Developmental Changes in the Cognitive Profile of Individuals with Autism Spectrum Disorders

Background:  Individuals with autism spectrum disorders (ASD) often present with variable cognitive profiles.  Despite showing deficits in their verbal abilities, many children with ASD have intact or superior nonverbal skills (Joseph, Tager-Flusberg, & Lord, 2002) and a relative strength in their visuospatial reasoning (Green, Fein, Joy, & Waterhouse, 1995). However, some research has shown that Full Scale IQ (FSIQ), Verbal IQ (VIQ), and Performance IQ (PIQ) scores improve with age in children with ASD, with the gap between VIQ and PIQ eventually closing (Mayes & Calhoun, 2003).  While such profiles have been relatively well documented in children with ASD, research examining cognitive profiles of ASD across the lifespan is rather limited.

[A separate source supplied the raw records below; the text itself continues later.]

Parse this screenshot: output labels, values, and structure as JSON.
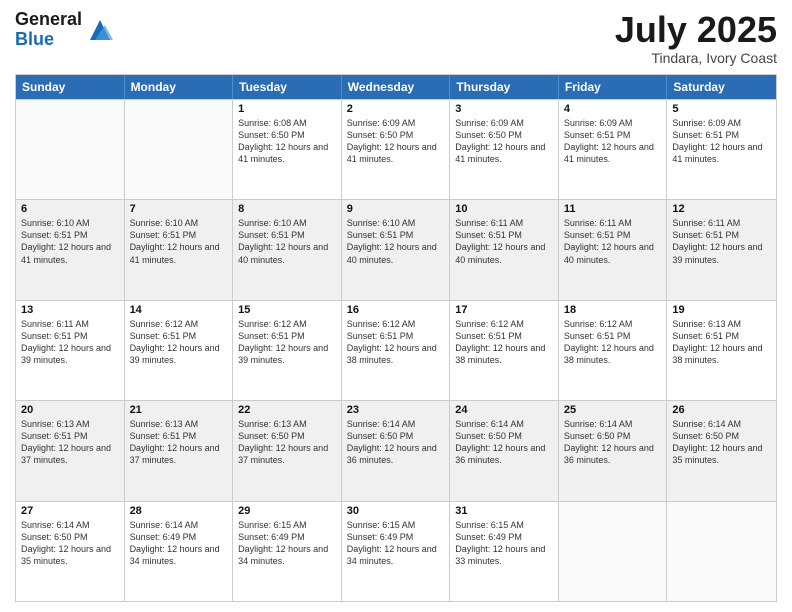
{
  "header": {
    "logo_line1": "General",
    "logo_line2": "Blue",
    "month": "July 2025",
    "location": "Tindara, Ivory Coast"
  },
  "days_of_week": [
    "Sunday",
    "Monday",
    "Tuesday",
    "Wednesday",
    "Thursday",
    "Friday",
    "Saturday"
  ],
  "rows": [
    [
      {
        "day": "",
        "info": "",
        "empty": true
      },
      {
        "day": "",
        "info": "",
        "empty": true
      },
      {
        "day": "1",
        "info": "Sunrise: 6:08 AM\nSunset: 6:50 PM\nDaylight: 12 hours and 41 minutes."
      },
      {
        "day": "2",
        "info": "Sunrise: 6:09 AM\nSunset: 6:50 PM\nDaylight: 12 hours and 41 minutes."
      },
      {
        "day": "3",
        "info": "Sunrise: 6:09 AM\nSunset: 6:50 PM\nDaylight: 12 hours and 41 minutes."
      },
      {
        "day": "4",
        "info": "Sunrise: 6:09 AM\nSunset: 6:51 PM\nDaylight: 12 hours and 41 minutes."
      },
      {
        "day": "5",
        "info": "Sunrise: 6:09 AM\nSunset: 6:51 PM\nDaylight: 12 hours and 41 minutes."
      }
    ],
    [
      {
        "day": "6",
        "info": "Sunrise: 6:10 AM\nSunset: 6:51 PM\nDaylight: 12 hours and 41 minutes."
      },
      {
        "day": "7",
        "info": "Sunrise: 6:10 AM\nSunset: 6:51 PM\nDaylight: 12 hours and 41 minutes."
      },
      {
        "day": "8",
        "info": "Sunrise: 6:10 AM\nSunset: 6:51 PM\nDaylight: 12 hours and 40 minutes."
      },
      {
        "day": "9",
        "info": "Sunrise: 6:10 AM\nSunset: 6:51 PM\nDaylight: 12 hours and 40 minutes."
      },
      {
        "day": "10",
        "info": "Sunrise: 6:11 AM\nSunset: 6:51 PM\nDaylight: 12 hours and 40 minutes."
      },
      {
        "day": "11",
        "info": "Sunrise: 6:11 AM\nSunset: 6:51 PM\nDaylight: 12 hours and 40 minutes."
      },
      {
        "day": "12",
        "info": "Sunrise: 6:11 AM\nSunset: 6:51 PM\nDaylight: 12 hours and 39 minutes."
      }
    ],
    [
      {
        "day": "13",
        "info": "Sunrise: 6:11 AM\nSunset: 6:51 PM\nDaylight: 12 hours and 39 minutes."
      },
      {
        "day": "14",
        "info": "Sunrise: 6:12 AM\nSunset: 6:51 PM\nDaylight: 12 hours and 39 minutes."
      },
      {
        "day": "15",
        "info": "Sunrise: 6:12 AM\nSunset: 6:51 PM\nDaylight: 12 hours and 39 minutes."
      },
      {
        "day": "16",
        "info": "Sunrise: 6:12 AM\nSunset: 6:51 PM\nDaylight: 12 hours and 38 minutes."
      },
      {
        "day": "17",
        "info": "Sunrise: 6:12 AM\nSunset: 6:51 PM\nDaylight: 12 hours and 38 minutes."
      },
      {
        "day": "18",
        "info": "Sunrise: 6:12 AM\nSunset: 6:51 PM\nDaylight: 12 hours and 38 minutes."
      },
      {
        "day": "19",
        "info": "Sunrise: 6:13 AM\nSunset: 6:51 PM\nDaylight: 12 hours and 38 minutes."
      }
    ],
    [
      {
        "day": "20",
        "info": "Sunrise: 6:13 AM\nSunset: 6:51 PM\nDaylight: 12 hours and 37 minutes."
      },
      {
        "day": "21",
        "info": "Sunrise: 6:13 AM\nSunset: 6:51 PM\nDaylight: 12 hours and 37 minutes."
      },
      {
        "day": "22",
        "info": "Sunrise: 6:13 AM\nSunset: 6:50 PM\nDaylight: 12 hours and 37 minutes."
      },
      {
        "day": "23",
        "info": "Sunrise: 6:14 AM\nSunset: 6:50 PM\nDaylight: 12 hours and 36 minutes."
      },
      {
        "day": "24",
        "info": "Sunrise: 6:14 AM\nSunset: 6:50 PM\nDaylight: 12 hours and 36 minutes."
      },
      {
        "day": "25",
        "info": "Sunrise: 6:14 AM\nSunset: 6:50 PM\nDaylight: 12 hours and 36 minutes."
      },
      {
        "day": "26",
        "info": "Sunrise: 6:14 AM\nSunset: 6:50 PM\nDaylight: 12 hours and 35 minutes."
      }
    ],
    [
      {
        "day": "27",
        "info": "Sunrise: 6:14 AM\nSunset: 6:50 PM\nDaylight: 12 hours and 35 minutes."
      },
      {
        "day": "28",
        "info": "Sunrise: 6:14 AM\nSunset: 6:49 PM\nDaylight: 12 hours and 34 minutes."
      },
      {
        "day": "29",
        "info": "Sunrise: 6:15 AM\nSunset: 6:49 PM\nDaylight: 12 hours and 34 minutes."
      },
      {
        "day": "30",
        "info": "Sunrise: 6:15 AM\nSunset: 6:49 PM\nDaylight: 12 hours and 34 minutes."
      },
      {
        "day": "31",
        "info": "Sunrise: 6:15 AM\nSunset: 6:49 PM\nDaylight: 12 hours and 33 minutes."
      },
      {
        "day": "",
        "info": "",
        "empty": true
      },
      {
        "day": "",
        "info": "",
        "empty": true
      }
    ]
  ]
}
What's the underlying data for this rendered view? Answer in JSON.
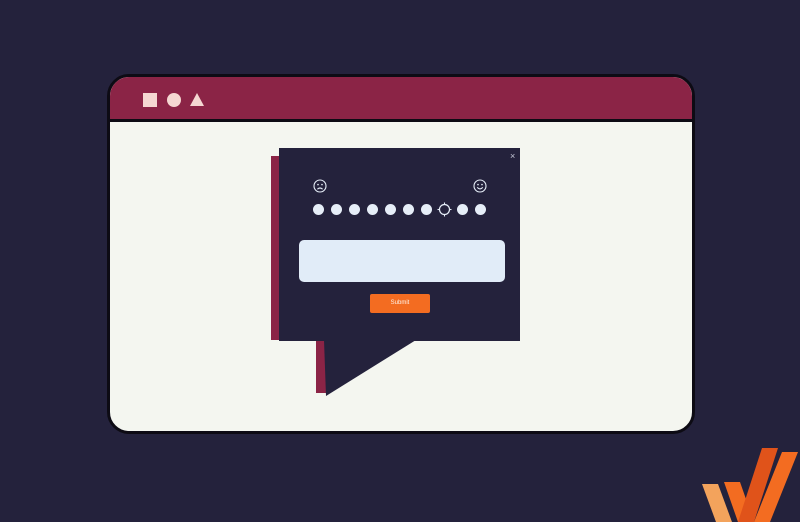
{
  "window": {
    "controls": [
      {
        "icon": "square-icon"
      },
      {
        "icon": "circle-icon"
      },
      {
        "icon": "triangle-icon"
      }
    ]
  },
  "survey": {
    "close_label": "×",
    "low_icon": "sad-face-icon",
    "high_icon": "happy-face-icon",
    "scale_points": 10,
    "selected_point": 8,
    "comment_value": "",
    "submit_label": "Submit"
  },
  "colors": {
    "background": "#24223c",
    "titlebar": "#8b2446",
    "window_body": "#f4f6f0",
    "submit": "#f36c21",
    "comment_box": "#e1ecf8"
  },
  "brand": {
    "logo_icon": "brand-logo-icon"
  }
}
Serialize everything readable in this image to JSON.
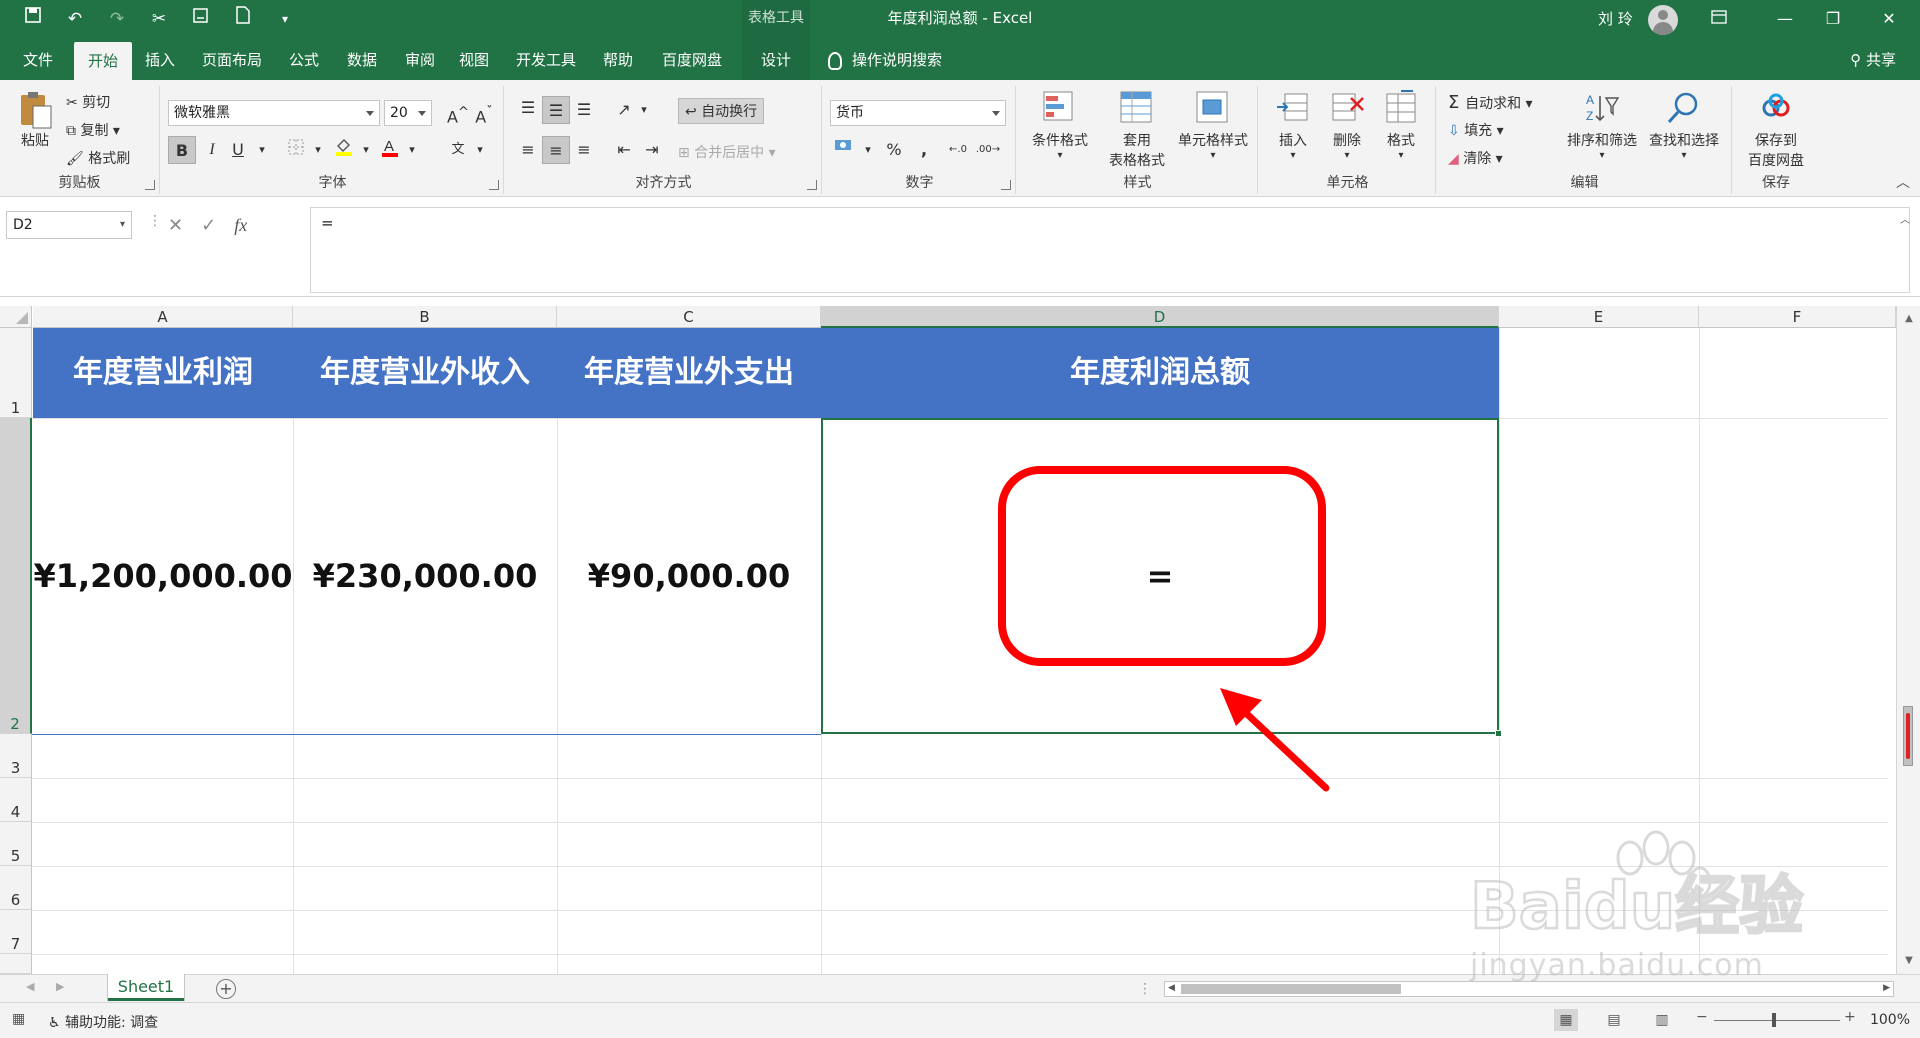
{
  "titlebar": {
    "context_tab": "表格工具",
    "doc_title": "年度利润总额  -  Excel",
    "user": "刘 玲"
  },
  "tabs": [
    "文件",
    "开始",
    "插入",
    "页面布局",
    "公式",
    "数据",
    "审阅",
    "视图",
    "开发工具",
    "帮助",
    "百度网盘",
    "设计"
  ],
  "tellme": "操作说明搜索",
  "share": "共享",
  "ribbon": {
    "clipboard": {
      "label": "剪贴板",
      "paste": "粘贴",
      "cut": "剪切",
      "copy": "复制",
      "format_painter": "格式刷"
    },
    "font": {
      "label": "字体",
      "font_name": "微软雅黑",
      "font_size": "20",
      "bold": "B",
      "italic": "I",
      "underline": "U"
    },
    "align": {
      "label": "对齐方式",
      "wrap": "自动换行",
      "merge": "合并后居中"
    },
    "number": {
      "label": "数字",
      "format": "货币"
    },
    "styles": {
      "label": "样式",
      "cond": "条件格式",
      "table_line1": "套用",
      "table_line2": "表格格式",
      "cell_styles": "单元格样式"
    },
    "cells": {
      "label": "单元格",
      "insert": "插入",
      "delete": "删除",
      "format": "格式"
    },
    "editing": {
      "label": "编辑",
      "autosum": "自动求和",
      "fill": "填充",
      "clear": "清除",
      "sort": "排序和筛选",
      "find": "查找和选择"
    },
    "save": {
      "label": "保存",
      "line1": "保存到",
      "line2": "百度网盘"
    }
  },
  "formula_bar": {
    "name_box": "D2",
    "formula": "="
  },
  "columns": [
    "A",
    "B",
    "C",
    "D",
    "E",
    "F"
  ],
  "rows": [
    "1",
    "2",
    "3",
    "4",
    "5",
    "6",
    "7"
  ],
  "headers": [
    "年度营业利润",
    "年度营业外收入",
    "年度营业外支出",
    "年度利润总额"
  ],
  "values": [
    "¥1,200,000.00",
    "¥230,000.00",
    "¥90,000.00",
    "="
  ],
  "sheet": {
    "name": "Sheet1"
  },
  "status": {
    "accessibility": "辅助功能: 调查",
    "zoom": "100%"
  },
  "watermark": {
    "brand": "Baidu经验",
    "url": "jingyan.baidu.com"
  },
  "colors": {
    "excel_green": "#217346",
    "header_blue": "#4472c4",
    "callout_red": "#ff0000"
  }
}
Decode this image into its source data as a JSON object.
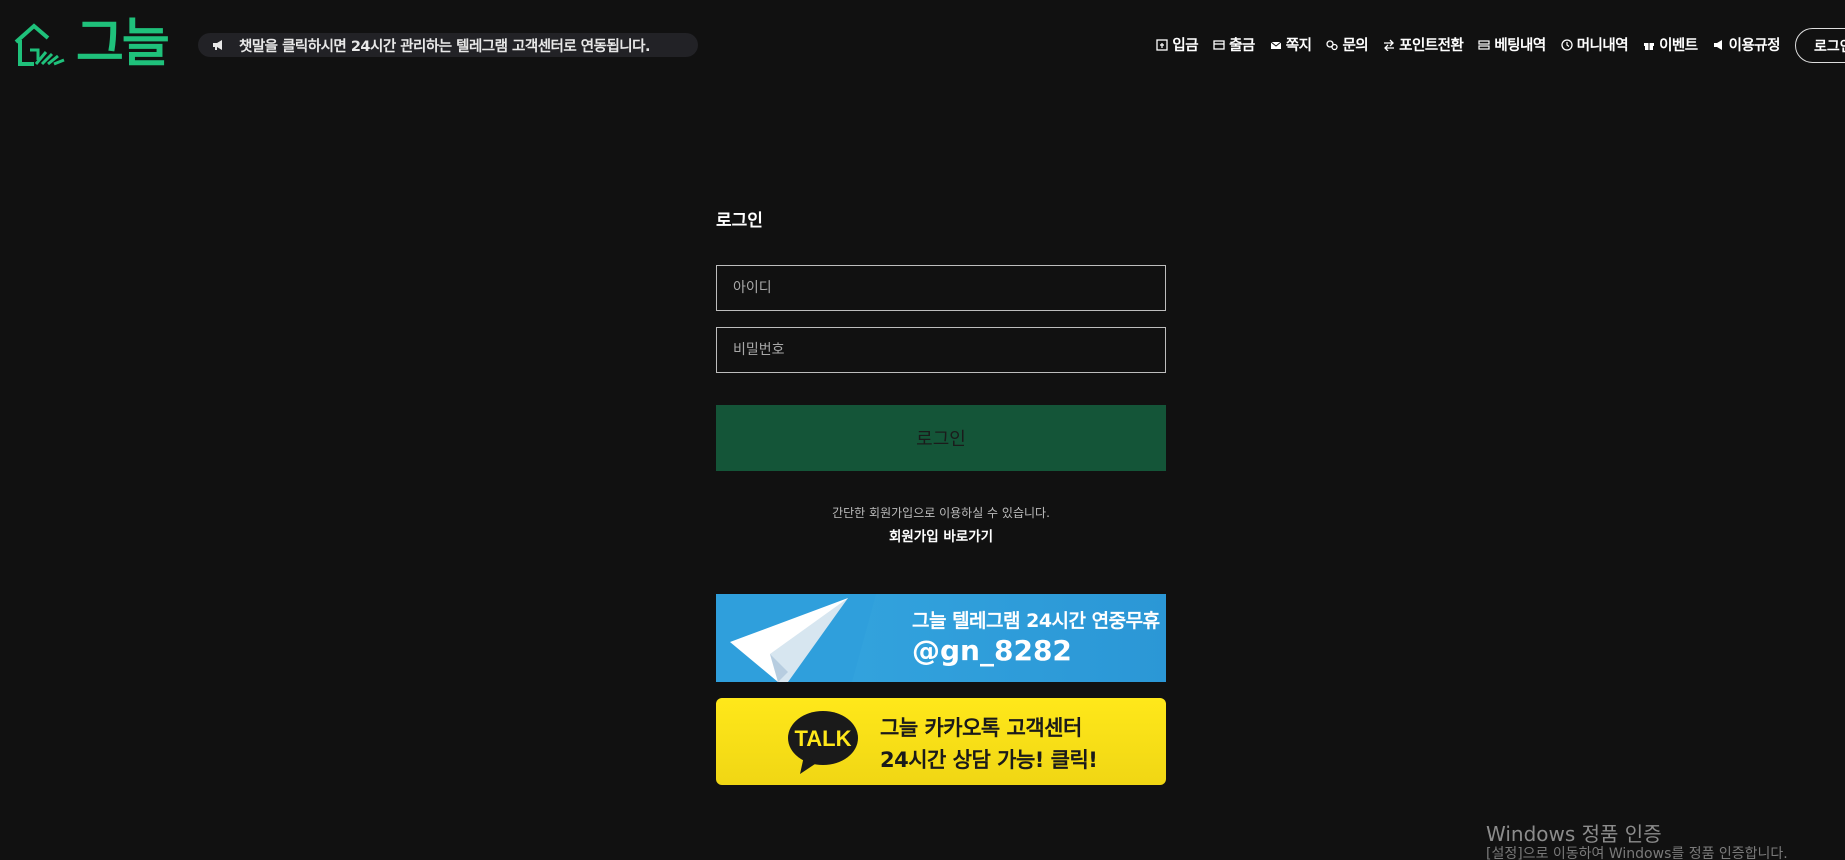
{
  "header": {
    "logo_text": "그늘",
    "notice": "챗말을 클릭하시면 24시간 관리하는 텔레그램 고객센터로 연동됩니다.",
    "nav": [
      {
        "label": "입금",
        "icon": "deposit-icon"
      },
      {
        "label": "출금",
        "icon": "withdraw-icon"
      },
      {
        "label": "쪽지",
        "icon": "mail-icon"
      },
      {
        "label": "문의",
        "icon": "inquiry-icon"
      },
      {
        "label": "포인트전환",
        "icon": "exchange-icon"
      },
      {
        "label": "베팅내역",
        "icon": "list-icon"
      },
      {
        "label": "머니내역",
        "icon": "clock-icon"
      },
      {
        "label": "이벤트",
        "icon": "gift-icon"
      },
      {
        "label": "이용규정",
        "icon": "megaphone-icon"
      }
    ],
    "login_button": "로그인"
  },
  "login": {
    "title": "로그인",
    "id_placeholder": "아이디",
    "pw_placeholder": "비밀번호",
    "submit_label": "로그인",
    "signup_hint": "간단한 회원가입으로 이용하실 수 있습니다.",
    "signup_link": "회원가입 바로가기"
  },
  "banners": {
    "telegram_line1": "그늘 텔레그램 24시간 연중무휴",
    "telegram_line2": "@gn_8282",
    "kakao_badge": "TALK",
    "kakao_line1": "그늘 카카오톡 고객센터",
    "kakao_line2": "24시간 상담 가능! 클릭!"
  },
  "watermark": {
    "line1": "Windows 정품 인증",
    "line2": "[설정]으로 이동하여 Windows를 정품 인증합니다."
  },
  "colors": {
    "background": "#111111",
    "brand_green": "#1fc17b",
    "login_button": "#145538",
    "telegram_blue": "#2b97d6",
    "kakao_yellow": "#ffe81a"
  }
}
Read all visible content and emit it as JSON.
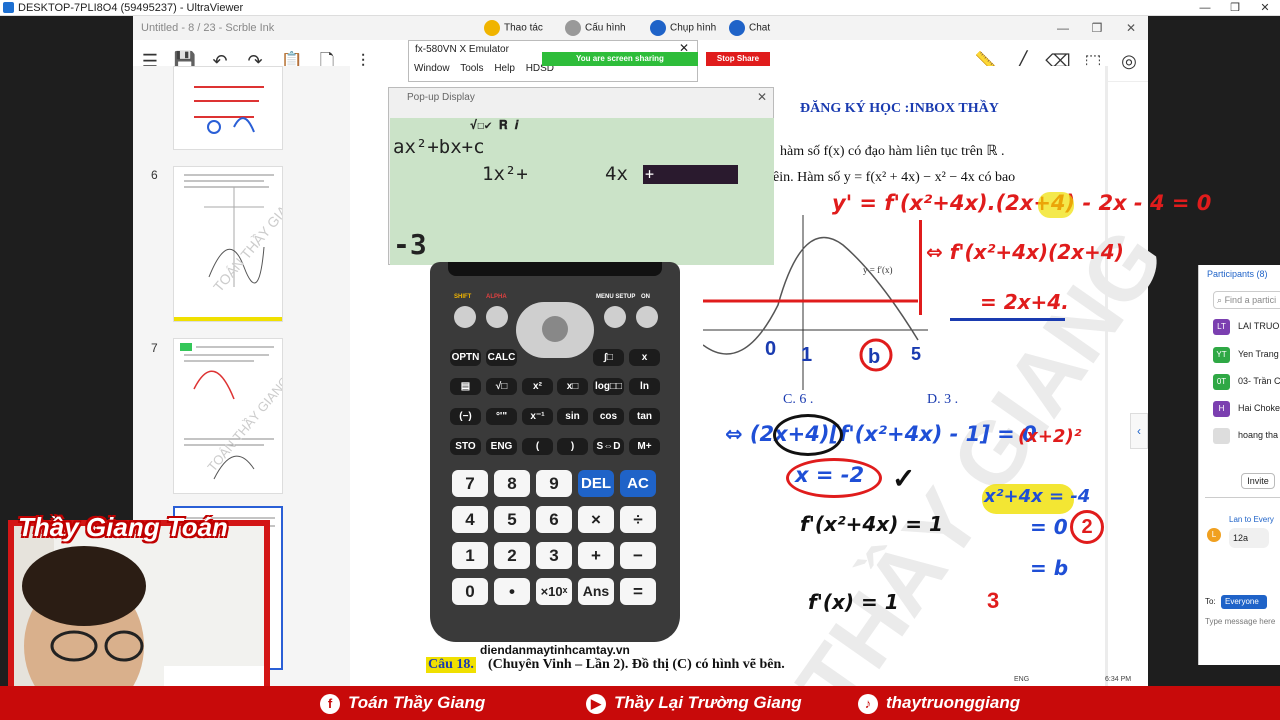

Objectives:  The main objective of this study was to examine the cognitive profile (i.e., VIQ, PIQ, and FSIQ) of high-functioning children and adults with ASD, and compare it to typically developing (TD) control participants.

Methods:  Participants were high-functioning individuals (i.e., FSIQ > 70) with and without ASD.  The current sample consists of 75 children (ages 8 to 18 years; 47 ASD and 28 TD) and 70 adults (ages 19 to 40 years; 31 ASD and 39 TD). All participants completed the Wechsler Abbreviated Scales of Intelligence (WASI) to obtain a measure VIQ, PIQ, and FSIQ.  Correlational analyses and two-way between-groups ANOVAs were conducted to explore the impact of age (i.e., child or adult) and diagnosis (i.e., ASD or TD) on FSIQ, VIQ, and PIQ.  An independent samples t-test was conducted to compare the PIQ-VIQ difference between children and adults with ASD.  

Results:  FSIQ, VIQ and PIQ scores were significantly positively correlated with age in both the ASD and TD groups (r = .49, .47, and .34 respectively; p < .001).  The FSIQ, VIQ, and PIQ of adults were significantly higher than that in children, for both individuals with ASD and TD (F(1,142) = 47.66, 43.71, and 18.17 respectively; p < .001).  The main effect of diagnosis was only significant for VIQ (F(1,142) = 5.81, p < .01), with a greater increase in VIQ scores from the child to adult group for ASD participants (17.16 points) as compared to TD participants (13.38 points). Although PIQ was higher than VIQ in both child and adult ASD participants, these differences were not statistically significant (t(76) = .76, p= .45).

Conclusions:  The results of this study revealed that IQ scores increased with age for both ASD and TD participants.  However, individuals with ASD showed greater increases in VIQ from childhood to adulthood, perhaps because the verbal skills of children with ASD may have been more likely to be targeted during school interventions than their nonverbal skills. Notably, there were no significant differences between the VIQ and PIQ scores of children or adults with ASD.  This suggests that the PIQ-VIQ difference may not be apparent in high-functioning individuals with ASD, or as Mayes and Calhoun (2003) found, this gap may close prior to age 8 (the youngest age in our sample). Further analyses of the data are in progress.